Views and Ideas
His influential April 1999 article for Prospect magazine, The next oil shock?, interpreted the International Energy Agency’s 1998 report as predicting an impending global oil crisis. He later revealed that Fatih Birol – the future Chief Economist of the International Energy Agency – agreed to meet with him after reading the article, and confessed that “you are right… there are maybe six people in the world who understand this”. Fleming had a long history with peak oil, having been part of the team who wrote the Ecology Party pamphlet The Reckoning in 1977, which discussed the peak oil problem and our need to rethink our use of energy.
He developed the idea of TEQs - the most widely studied model for the implementation of a carbon rationing scheme - and founded The Lean Economy Connection to work on the application of Lean Thinking to economic theory and society in general. Until his death he remained a strong advocate for TEQs, and an ardent critic of nuclear power.

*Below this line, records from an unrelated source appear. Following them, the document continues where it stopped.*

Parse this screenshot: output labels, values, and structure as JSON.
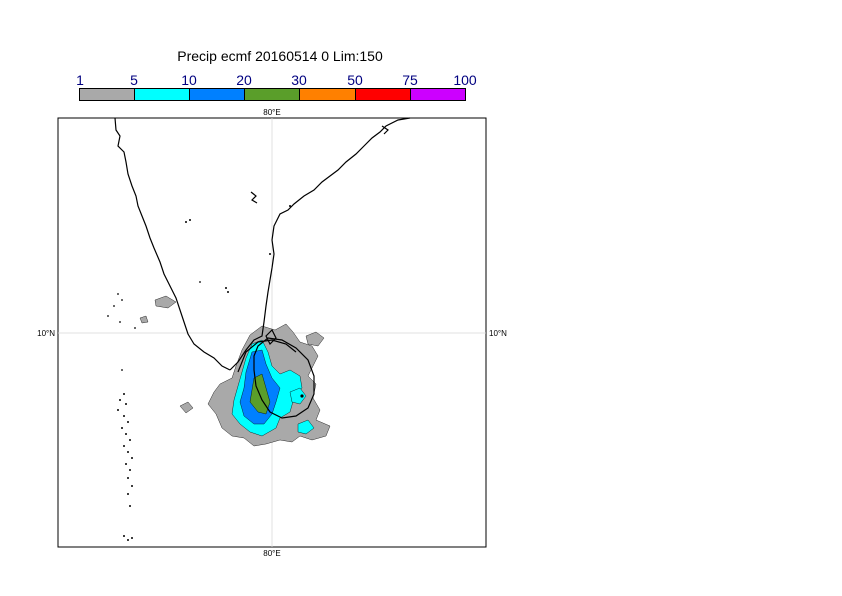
{
  "title": "Precip ecmf 20160514 0 Lim:150",
  "legend": {
    "ticks": [
      "1",
      "5",
      "10",
      "20",
      "30",
      "50",
      "75",
      "100"
    ],
    "colors": [
      "#a9a9a9",
      "#00ffff",
      "#0080ff",
      "#5a9e2a",
      "#ff8000",
      "#ff0000",
      "#cc00ff"
    ]
  },
  "axes": {
    "top_lon": "80°E",
    "bottom_lon": "80°E",
    "left_lat": "10°N",
    "right_lat": "10°N"
  }
}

In his 2007 book The Lean Guide to Nuclear Energy: A Life-Cycle in Trouble, Fleming argues
- Every stage in the nuclear process, except fission, produces carbon dioxide. As the richest ores are used up, emissions will rise.
- Shortages of uranium - and the lack of realistic alternatives - leading to interruptions in supply, can be expected to start in the middle years of the decade 2010-2019, and to deepen thereafter.

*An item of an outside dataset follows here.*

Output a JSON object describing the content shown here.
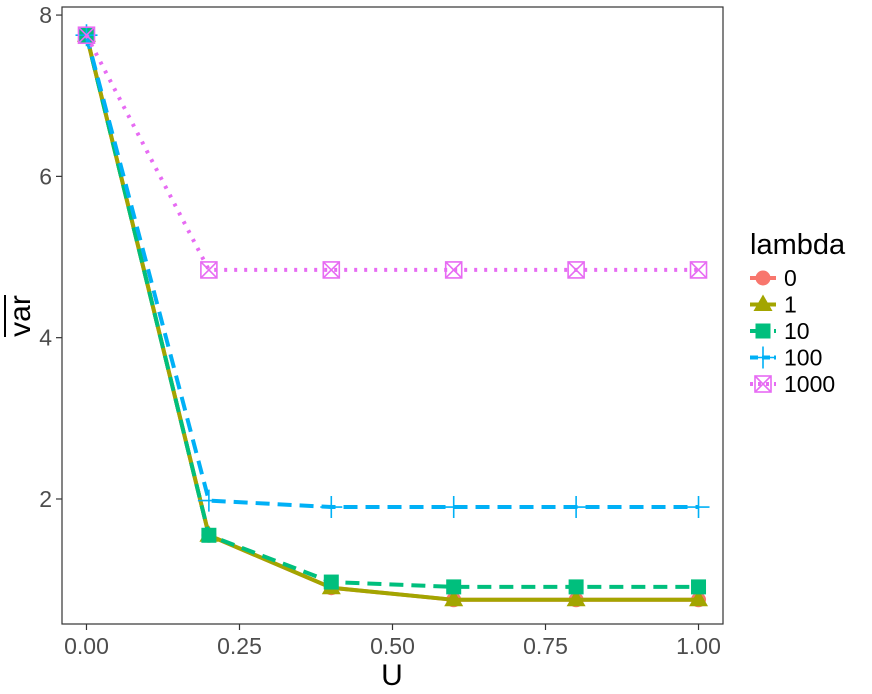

- It is essential that radioactive waste should be made safe and placed in permanent storage. High-level wastes, in their temporary storage facilities, have to be managed and kept cool to prevent fire and leaks which would otherwise contaminate large areas.
- The world's endowment of uranium ore is now so depleted that the nuclear industry will never, from its own resources, be able to generate the energy it needs to clear up its own backlog of waste.